Avec l’arrestation du banquier Rakesh Saxena, qui avait été mêlé à la faillite de la Bangkok Bank of Commerce en 1995, la Thaïlande va devoir se pencher sur un passé à haut risques, où hommes d’affaires douteux et hommes politiques en mal de financement étaient souvent très proches

L’affaire Saxena pourrait aussi se révéler embarrassante pour la coalition au pouvoir puisqu’un des bénéficiaires des prêts douteux la BCC n’est autre que Newin Chidchob, qui dirige un des partis dont le soutien est indispensable au Parti Démocrate pour conserver la majorité.

Saxena était conseiller financier à la BCC, et avait prêté des millions de dollars à des personnalités proche de la direction : une pratique qui était en réalité assez répandue avant la crise de 1997. La faillite de la BCC a révélé au grand jour les failles du système financier thaïlandais, qui avait prospéré sans contrôle de régulateurs.

Le procès du banquier Rakesh Saxena est aussi celui de la collusion entre les milieux d'affaires et les hommes politiques

La BBC avait accumulé une liste de clients à risque, dont le marchand d’armes Adnan Khashoggi.  Saxena et d’autres hauts dirigeants de la BBC ont été aussi accusés d’avoir accordé d’énormes emprunts non garantis à des politiciens influents.

La faillite de la BCC intervient peu de temps avant la crise de 1997, mais elle ne l’a pas véritablement déclenchée : elle est plus une conséquence de la collusion entre les milieux d’affaires et politiques qui régnait à l’époque.

Les banques et les sociétés de financement ont historiquement joué un rôle clé dans le financement des élections en Thaïlande. Au moins 1 milliard de dollars ont été dépensés dans les élections de 1996, plus du double du montant dépensé par le Président Clinton dans sa campagne de réélection 1995-96.

La restructuration du système financier de la Thaïlande sera complexe, et douloureuse après la crise de 1997. En Thaïlande – comme dans beaucoup d’économies émergentes de l’époque – une relation intime a longtemps existé entre les dirigeants politiques, les principales banques et les puissantes familles qui dominent l’économie.
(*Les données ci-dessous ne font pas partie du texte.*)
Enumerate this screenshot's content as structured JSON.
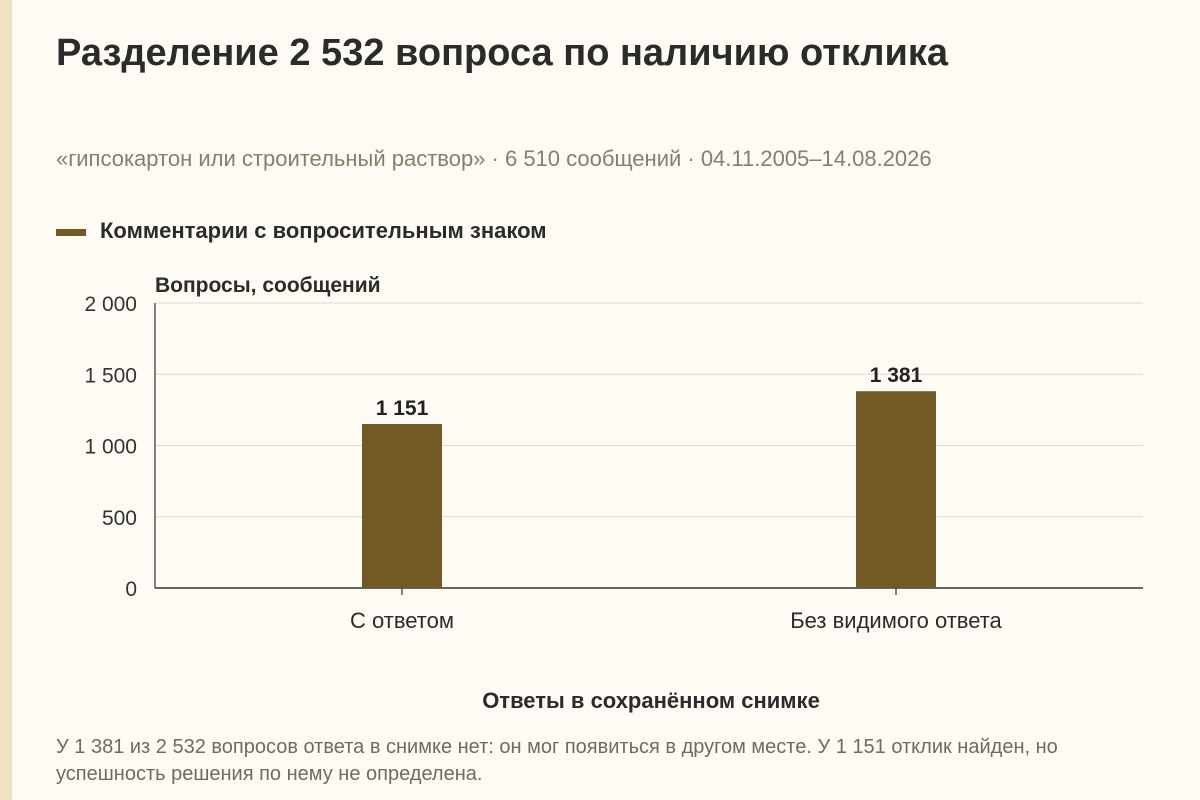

Cette collusion est en partie responsable du déclenchement de la crise de 1997 : l’alignement du baht sur le dollar a été prolongé au delà du raisonnable pour des raisons politiques. En 1997, les difficultés de l’économie thaïlandaise étaient visibles : avec un déficit des paiements courants important, le pays était vulnérable aux attaques spéculatives, et le FMI avait recommandé plus de souplesse dans les taux de change. La Thaïlande avait alors refusé.

La perte de confiance des prêteurs étrangers entraîne alors une inversion des flux de capitaux dramatique. En Thaïlande, les sorties de capitaux courts atteignent 12,6% du PIB en 1997. Le baht ne pouvait donc plus rester accroché au dollar comme il l’était : le mécanisme est connu car dès lors que les prêteurs étrangers ont acquis la conviction qu’un taux de change est insoutenable, les sorties de capitaux s’accélèrent et la crise est inévitable.

Certaines grandes familles thaïlandaises qui s’étaient endettées en devises sur les marché étrangers se sont retrouvées prises au piège.

Dix ans plus tard la situation est exactement inversée : durant l’été 2007, le système financier américain, perclus de créances douteuses, s’effondre, tandis que jusqu’à présent l’économie thaïlandaise a fait preuve d’une certaine résilience par rapport à l’effondrement du secteur bancaire américain.